W dobie dynamicznej globalizacji oraz masowej produkcji zatraca się wartość autentyczności i unikalności, do których coraz mocniej chcemy wrócić. Cenimy rzeczy piękne, z charakterem, wykonane z sercem, pełne indywidualizmu ich twórcy. Stąd rosnące zainteresowanie tradycyjnym rzemiosłem we wnętrzach, a wraz z nim takimi materiałami jak szlachetne drewno. Interprint zwinnie eksploruje te trendy w postaci swoich nowych dekorów.
Swoisty powrót do korzeni wiąże się z ogólnym trendem, który dotyczy poszukiwania prostoty ukrytej w historii. Między innymi dlatego uwaga kierowana jest na rękodzieło – bardziej spersonalizowane, mniej masowe, naznaczone artyzmem zajmujących się nim osób. To odpowiedź na skomplikowany świat współczesny, w którym żyjemy dynamicznie, w natłoku informacji, często też w oderwaniu od lokalności, a nawet swojego dziedzictwa. Powrót do tradycyjnym rozwiązań pozwala na nowo zintegrować się z historią, swoimi korzeniami, poczuć przynależność do większej struktury – związanej zarówno z innymi ludźmi, jak i życiem w rytmie przyrody.
Taka zmiana myślenia i zainteresowań, dotycząca poszukiwania ciekawych opowieści zamkniętych w przedmiotach, przekłada się na popularność naturalnych materiałów, a zwłaszcza drewna. To między innymi ono królowało w rzemiośle, zanim późna epoka przemysłowa nie wprowadziła chociażby tworzyw sztucznych. Z racji tego Interprint proponuje kolejne dekory odwzorowujące rysunek drewna w klasycznym, wiekowym wydaniu: dostojny dąb Vidar czy malowniczo pasiaste orzechy Eloise oraz Atena.

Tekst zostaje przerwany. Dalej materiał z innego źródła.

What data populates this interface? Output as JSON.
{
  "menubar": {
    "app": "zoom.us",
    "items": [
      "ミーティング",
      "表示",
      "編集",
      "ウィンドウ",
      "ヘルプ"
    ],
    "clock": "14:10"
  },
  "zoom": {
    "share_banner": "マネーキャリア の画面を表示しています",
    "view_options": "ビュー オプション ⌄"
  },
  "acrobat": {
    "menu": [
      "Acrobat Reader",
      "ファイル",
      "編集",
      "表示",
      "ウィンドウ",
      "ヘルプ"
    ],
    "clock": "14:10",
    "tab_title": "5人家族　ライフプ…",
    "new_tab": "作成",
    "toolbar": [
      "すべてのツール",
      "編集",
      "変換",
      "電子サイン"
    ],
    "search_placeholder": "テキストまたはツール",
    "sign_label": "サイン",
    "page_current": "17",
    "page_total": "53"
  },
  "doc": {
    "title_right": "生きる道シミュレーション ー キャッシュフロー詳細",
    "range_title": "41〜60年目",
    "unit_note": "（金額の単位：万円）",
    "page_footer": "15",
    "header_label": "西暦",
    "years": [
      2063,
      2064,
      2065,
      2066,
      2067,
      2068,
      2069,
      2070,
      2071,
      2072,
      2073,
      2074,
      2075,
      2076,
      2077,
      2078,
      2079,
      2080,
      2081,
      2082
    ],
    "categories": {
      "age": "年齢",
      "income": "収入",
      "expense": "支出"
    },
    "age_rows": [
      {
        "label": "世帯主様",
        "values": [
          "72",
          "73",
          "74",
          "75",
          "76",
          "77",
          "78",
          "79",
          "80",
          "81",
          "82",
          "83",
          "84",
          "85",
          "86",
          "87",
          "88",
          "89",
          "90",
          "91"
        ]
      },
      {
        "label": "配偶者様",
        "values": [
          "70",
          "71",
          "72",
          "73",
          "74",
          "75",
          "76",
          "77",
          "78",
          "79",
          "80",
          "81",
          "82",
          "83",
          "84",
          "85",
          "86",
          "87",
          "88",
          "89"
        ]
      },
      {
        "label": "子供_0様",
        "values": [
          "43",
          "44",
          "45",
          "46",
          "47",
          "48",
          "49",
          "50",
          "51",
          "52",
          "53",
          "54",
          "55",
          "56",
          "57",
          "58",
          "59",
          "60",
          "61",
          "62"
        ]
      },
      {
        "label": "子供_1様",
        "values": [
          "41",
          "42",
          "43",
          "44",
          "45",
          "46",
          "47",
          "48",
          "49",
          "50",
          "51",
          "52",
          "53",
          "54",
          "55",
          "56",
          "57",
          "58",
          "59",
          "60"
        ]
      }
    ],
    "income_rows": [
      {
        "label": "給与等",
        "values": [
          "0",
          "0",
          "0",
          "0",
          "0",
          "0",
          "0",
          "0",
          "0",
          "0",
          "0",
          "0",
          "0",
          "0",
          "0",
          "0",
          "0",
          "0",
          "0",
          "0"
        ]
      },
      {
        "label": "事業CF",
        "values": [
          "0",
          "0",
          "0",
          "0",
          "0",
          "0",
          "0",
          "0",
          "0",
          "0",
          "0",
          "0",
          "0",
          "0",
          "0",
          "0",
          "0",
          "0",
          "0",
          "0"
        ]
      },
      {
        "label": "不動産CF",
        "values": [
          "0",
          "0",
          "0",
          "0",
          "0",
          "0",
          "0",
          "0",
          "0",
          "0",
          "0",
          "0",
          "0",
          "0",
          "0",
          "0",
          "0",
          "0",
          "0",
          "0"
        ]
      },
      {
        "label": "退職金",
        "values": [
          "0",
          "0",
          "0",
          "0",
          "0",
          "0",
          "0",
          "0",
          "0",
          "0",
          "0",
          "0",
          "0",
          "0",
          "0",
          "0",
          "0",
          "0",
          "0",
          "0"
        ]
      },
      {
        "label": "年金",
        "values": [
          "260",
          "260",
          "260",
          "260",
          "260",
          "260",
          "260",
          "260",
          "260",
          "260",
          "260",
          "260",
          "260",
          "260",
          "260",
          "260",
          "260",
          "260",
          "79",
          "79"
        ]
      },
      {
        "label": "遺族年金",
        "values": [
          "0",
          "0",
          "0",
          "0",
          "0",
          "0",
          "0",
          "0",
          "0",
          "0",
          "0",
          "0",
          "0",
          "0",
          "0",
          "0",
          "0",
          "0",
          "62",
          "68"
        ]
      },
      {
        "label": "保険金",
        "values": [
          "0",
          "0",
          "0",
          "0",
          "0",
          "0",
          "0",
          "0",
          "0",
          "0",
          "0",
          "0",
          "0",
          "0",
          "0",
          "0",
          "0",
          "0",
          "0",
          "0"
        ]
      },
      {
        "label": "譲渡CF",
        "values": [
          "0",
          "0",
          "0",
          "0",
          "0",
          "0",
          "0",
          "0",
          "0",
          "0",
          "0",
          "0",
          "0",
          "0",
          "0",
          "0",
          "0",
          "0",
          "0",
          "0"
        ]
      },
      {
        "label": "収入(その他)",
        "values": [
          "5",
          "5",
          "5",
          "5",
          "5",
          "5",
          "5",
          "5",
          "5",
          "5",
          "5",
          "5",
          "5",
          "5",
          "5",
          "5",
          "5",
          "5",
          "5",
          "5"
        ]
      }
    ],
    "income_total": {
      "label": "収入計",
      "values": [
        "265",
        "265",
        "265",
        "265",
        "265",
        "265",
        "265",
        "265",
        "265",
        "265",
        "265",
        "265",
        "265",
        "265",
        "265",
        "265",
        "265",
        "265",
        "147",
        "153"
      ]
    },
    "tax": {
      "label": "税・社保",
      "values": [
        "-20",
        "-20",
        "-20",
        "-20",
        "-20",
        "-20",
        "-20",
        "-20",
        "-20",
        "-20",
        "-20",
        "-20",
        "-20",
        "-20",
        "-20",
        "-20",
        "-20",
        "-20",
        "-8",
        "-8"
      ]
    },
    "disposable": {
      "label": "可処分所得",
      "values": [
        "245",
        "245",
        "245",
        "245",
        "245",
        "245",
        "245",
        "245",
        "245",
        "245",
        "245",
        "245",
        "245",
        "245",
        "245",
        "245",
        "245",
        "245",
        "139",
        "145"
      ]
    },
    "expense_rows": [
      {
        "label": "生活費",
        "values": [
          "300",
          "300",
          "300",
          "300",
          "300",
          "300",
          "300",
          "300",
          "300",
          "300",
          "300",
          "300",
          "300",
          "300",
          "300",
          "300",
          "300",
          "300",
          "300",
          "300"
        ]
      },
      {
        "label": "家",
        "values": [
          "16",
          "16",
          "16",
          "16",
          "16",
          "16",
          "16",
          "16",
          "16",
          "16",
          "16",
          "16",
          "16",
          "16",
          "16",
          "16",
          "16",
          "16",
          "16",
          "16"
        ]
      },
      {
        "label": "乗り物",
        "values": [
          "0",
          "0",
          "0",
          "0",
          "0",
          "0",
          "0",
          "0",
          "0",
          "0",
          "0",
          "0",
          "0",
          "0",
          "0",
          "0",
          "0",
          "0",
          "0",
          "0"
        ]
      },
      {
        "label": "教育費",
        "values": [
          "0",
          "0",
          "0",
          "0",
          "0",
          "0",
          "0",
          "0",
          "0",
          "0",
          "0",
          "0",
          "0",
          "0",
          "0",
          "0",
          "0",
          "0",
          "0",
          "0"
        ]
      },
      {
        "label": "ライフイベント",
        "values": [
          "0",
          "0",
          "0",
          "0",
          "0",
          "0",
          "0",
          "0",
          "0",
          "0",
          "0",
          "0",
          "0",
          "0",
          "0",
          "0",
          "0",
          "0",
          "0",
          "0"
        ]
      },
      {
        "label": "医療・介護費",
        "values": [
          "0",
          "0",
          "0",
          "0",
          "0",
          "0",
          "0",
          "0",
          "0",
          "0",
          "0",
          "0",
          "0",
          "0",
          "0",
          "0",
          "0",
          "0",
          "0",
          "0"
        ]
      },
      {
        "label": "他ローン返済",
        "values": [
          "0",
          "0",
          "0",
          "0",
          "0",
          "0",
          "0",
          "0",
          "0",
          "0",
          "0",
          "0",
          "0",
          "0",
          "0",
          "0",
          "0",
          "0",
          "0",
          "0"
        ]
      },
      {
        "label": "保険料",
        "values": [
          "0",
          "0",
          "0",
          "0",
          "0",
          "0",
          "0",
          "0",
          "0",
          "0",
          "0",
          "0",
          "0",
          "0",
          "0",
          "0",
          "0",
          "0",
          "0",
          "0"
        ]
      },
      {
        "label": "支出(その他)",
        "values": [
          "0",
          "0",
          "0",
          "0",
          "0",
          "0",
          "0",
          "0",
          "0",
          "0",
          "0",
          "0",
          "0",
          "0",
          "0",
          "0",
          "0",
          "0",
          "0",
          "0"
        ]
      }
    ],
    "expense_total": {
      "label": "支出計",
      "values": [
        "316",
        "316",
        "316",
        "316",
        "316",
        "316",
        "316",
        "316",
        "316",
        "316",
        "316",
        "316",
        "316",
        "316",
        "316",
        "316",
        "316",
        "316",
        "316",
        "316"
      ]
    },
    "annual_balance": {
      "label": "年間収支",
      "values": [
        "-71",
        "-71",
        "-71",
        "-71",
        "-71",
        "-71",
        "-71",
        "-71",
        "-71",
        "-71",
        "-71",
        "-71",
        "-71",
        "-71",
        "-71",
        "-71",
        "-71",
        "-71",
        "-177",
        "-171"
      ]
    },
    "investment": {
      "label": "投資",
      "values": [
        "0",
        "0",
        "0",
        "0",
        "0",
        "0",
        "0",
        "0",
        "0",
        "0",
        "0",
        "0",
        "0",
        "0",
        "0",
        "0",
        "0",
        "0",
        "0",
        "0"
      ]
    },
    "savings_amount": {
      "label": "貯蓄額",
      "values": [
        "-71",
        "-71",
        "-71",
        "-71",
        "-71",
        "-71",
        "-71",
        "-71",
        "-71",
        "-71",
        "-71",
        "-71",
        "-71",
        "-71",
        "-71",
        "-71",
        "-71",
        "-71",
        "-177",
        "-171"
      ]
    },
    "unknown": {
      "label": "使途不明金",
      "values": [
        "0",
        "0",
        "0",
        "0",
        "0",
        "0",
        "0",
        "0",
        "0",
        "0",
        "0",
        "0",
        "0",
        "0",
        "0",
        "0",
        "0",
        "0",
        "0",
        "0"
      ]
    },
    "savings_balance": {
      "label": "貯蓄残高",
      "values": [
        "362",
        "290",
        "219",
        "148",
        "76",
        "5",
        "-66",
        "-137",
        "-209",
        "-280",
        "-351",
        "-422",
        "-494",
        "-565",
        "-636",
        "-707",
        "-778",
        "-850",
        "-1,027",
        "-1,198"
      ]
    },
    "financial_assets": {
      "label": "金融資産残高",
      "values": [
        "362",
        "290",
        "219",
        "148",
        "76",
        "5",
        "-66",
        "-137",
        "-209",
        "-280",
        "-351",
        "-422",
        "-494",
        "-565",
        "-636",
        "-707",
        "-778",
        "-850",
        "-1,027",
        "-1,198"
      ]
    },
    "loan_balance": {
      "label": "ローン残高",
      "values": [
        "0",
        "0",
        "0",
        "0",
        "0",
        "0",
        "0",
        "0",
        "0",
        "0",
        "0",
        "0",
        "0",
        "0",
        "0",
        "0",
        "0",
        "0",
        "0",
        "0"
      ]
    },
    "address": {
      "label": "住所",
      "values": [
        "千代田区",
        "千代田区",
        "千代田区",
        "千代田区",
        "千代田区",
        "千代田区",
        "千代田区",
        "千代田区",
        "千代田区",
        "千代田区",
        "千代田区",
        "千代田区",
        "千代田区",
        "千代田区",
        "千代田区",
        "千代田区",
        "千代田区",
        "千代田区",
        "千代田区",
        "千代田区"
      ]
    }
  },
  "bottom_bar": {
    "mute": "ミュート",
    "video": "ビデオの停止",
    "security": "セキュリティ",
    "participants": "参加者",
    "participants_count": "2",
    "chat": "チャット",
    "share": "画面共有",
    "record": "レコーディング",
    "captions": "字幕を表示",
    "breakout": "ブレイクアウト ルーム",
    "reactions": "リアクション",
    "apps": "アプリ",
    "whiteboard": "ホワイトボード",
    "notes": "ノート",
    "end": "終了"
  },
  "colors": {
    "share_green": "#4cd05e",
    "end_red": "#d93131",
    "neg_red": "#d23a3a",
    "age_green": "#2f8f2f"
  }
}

Takie wzory nawiązują też do różnych regionów europejskich, w których do dziś funkcjonują m.in. drewniane artefakty, i to spójnie wkomponowane we współczesne wnętrza. Wzory drewna z uchwyconymi śladami upływu czasu pozwalają więc przenieść się do angielskiej posiadłości na prowincji czy zjawiskowej śródziemnomorskiej willi.